それは、一流の雅な人々がそれを作ってきたからです。
つまり、京都の自然は人工物だからです。
いい木を集めてきて、素敵に見えるように配置して、職人がメンテする。

もみじや桜だけではなく

紫陽花、しだれ柳、南天、苔、菖蒲、桔梗・・・
京都のお寺や通りには、そういう植物が美しく配置されています。
歴史のなかで洗練されてきた植物たちが構成する世界であり宇宙です。

お寺だけでなく

町家には中庭がある家も少なくありません。
中庭にはいろいろな植物が植えられていて、庭師が手入れをしています。
家の中に自然を取り込もうとしたのですね。
中庭とか坪庭とかがあります。周りから見て美しく見えるように構成されています。

饒舌なものへのアンチテーゼ

京都という空間に住む都市生活者は、紅葉や桜のように派手で華やかな(はんなりとした)ものを好む一方で、あえてそれらを排してモノトーンに近い空間を好む流れもありました。
枯山水庭園は、水は使わずに、さらには木も植えないで石だけで構成するような庭園もあります。そこに世界や宇宙を見るのですね。

自然とともにありたい

借景庭園のように、生活空間に外の自然を取り入れるような嗜好もありました。
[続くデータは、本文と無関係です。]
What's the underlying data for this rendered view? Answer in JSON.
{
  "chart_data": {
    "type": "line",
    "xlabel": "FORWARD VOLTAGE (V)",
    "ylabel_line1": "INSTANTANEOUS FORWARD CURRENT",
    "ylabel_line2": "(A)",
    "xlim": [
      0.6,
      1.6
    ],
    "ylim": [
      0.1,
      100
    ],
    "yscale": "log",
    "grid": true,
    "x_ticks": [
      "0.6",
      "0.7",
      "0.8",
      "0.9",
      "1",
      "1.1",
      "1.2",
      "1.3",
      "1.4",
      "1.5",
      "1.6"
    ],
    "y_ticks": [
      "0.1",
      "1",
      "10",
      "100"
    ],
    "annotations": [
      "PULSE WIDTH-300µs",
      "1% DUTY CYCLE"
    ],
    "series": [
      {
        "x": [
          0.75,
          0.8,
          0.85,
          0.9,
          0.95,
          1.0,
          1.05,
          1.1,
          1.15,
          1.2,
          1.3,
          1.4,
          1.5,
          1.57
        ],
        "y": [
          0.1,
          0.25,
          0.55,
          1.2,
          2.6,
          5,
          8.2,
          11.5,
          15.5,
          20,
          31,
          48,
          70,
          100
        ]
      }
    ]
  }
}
とにかく、都市生活者の眼差しのなかに、自然が常にあったわけですね。
どうしても自然にこだわりたく、そこに安らぎや精神性を求めたかったのでしょう。

紅葉見物や桜見物で京都を訪れる方は、そうした雅な都人の思いに寄り添い、その精神性を共有すれば、さらに他のさまざまな空間に興味が湧いてくることでしょう。